Loss functions in pytorch use "mean" reduction. So it means that the model gradient will have roughly the same magnitude given any batch size. It makes sense that you want to scale the learning rate up when you increase batch size because your gradient doesn't become bigger as you increase batch size.
For gradient accumulation in PyTorch, it will "sum" the gradient N times where N is the number of times you call backward()
before you call step()
. My intuition is that this would increase the magnitude of the gradient and you should reduce the learning rate, or at least not increase it.
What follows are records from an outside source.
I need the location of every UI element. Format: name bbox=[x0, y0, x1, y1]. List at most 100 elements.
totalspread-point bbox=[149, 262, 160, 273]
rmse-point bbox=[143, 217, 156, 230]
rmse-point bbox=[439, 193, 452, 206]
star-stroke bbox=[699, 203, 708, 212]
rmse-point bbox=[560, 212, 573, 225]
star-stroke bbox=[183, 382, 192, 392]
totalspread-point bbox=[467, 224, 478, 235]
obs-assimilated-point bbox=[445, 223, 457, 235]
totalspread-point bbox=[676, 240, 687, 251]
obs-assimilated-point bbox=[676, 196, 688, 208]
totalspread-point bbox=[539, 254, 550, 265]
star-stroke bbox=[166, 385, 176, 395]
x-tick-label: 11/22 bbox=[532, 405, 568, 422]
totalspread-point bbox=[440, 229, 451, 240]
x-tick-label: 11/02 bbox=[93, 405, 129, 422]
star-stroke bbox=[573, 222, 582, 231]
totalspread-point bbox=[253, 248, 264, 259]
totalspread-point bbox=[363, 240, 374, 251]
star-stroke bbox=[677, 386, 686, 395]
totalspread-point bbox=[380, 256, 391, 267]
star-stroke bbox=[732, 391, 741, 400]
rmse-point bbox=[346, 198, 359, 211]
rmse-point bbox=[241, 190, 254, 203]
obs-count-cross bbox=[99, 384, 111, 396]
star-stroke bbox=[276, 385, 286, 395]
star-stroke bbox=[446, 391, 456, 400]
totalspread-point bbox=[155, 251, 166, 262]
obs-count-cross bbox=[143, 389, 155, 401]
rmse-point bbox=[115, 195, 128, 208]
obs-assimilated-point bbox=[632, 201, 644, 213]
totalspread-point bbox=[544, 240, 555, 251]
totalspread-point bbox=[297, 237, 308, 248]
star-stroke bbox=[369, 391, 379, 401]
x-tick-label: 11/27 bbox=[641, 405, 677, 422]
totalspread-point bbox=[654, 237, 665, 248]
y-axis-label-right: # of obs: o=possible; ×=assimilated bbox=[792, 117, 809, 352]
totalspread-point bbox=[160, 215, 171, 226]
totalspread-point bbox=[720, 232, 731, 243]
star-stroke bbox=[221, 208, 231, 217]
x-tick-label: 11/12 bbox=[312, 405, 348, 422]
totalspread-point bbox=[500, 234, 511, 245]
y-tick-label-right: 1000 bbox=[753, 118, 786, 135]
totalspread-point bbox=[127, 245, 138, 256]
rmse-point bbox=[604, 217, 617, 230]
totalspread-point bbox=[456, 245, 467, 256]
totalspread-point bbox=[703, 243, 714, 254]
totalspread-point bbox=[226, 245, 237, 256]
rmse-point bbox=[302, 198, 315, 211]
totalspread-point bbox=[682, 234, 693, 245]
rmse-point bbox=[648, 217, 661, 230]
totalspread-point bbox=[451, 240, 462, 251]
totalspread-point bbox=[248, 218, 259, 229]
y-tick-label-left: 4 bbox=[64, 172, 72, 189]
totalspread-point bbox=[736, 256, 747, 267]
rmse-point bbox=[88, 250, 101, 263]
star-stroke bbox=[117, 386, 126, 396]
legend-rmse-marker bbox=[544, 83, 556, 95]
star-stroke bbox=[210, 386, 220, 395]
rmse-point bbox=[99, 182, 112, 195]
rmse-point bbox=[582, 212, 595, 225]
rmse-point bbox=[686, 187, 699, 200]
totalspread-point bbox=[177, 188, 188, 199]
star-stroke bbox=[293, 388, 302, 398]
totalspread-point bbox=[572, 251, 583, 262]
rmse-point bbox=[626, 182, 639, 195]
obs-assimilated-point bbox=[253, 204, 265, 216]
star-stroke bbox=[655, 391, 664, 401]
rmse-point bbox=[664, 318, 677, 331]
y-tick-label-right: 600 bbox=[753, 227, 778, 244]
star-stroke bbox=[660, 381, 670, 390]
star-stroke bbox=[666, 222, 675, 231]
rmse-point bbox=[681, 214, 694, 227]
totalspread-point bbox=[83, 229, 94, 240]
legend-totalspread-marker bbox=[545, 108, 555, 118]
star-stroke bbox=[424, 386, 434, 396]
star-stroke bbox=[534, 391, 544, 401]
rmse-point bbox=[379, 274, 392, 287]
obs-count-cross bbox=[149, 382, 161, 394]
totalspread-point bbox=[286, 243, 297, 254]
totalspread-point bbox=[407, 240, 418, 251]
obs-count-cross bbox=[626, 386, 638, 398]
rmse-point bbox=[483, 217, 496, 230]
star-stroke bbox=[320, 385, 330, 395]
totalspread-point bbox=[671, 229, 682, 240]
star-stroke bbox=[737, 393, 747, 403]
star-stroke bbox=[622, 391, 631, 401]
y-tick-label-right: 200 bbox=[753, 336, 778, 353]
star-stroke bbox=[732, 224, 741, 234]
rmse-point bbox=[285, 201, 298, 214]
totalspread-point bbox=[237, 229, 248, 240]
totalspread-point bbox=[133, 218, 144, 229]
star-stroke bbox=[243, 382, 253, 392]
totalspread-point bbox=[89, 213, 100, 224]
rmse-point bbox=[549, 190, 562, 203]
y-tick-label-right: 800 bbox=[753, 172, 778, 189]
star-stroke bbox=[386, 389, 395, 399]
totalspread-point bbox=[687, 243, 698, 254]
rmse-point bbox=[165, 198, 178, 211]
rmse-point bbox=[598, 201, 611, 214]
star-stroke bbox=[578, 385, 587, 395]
But I saw people wrote multiplication to gradient accumulation steps in this repo:
if args.scale_lr:
args.learning_rate = (
args.learning_rate * args.gradient_accumulation_steps * args.train_batch_size * accelerator.num_processes
)
I also see similar code in this repo:
model.learning_rate = accumulate_grad_batches * ngpu * bs * base_lr
I understand why you want to increase the learning rate by batch size. But I don't understand why they try to increase the learning rate by the number of accumulation steps.
- Do they divide the loss by N to reduce the magnitude of the gradient? Otherwise why do they multiply learning rate by the accumulation steps?
- How are gradients from different GPUs accumulated? Is it using mean or sum? If it's sum, why are they multiplying the learning rate by nGPUs?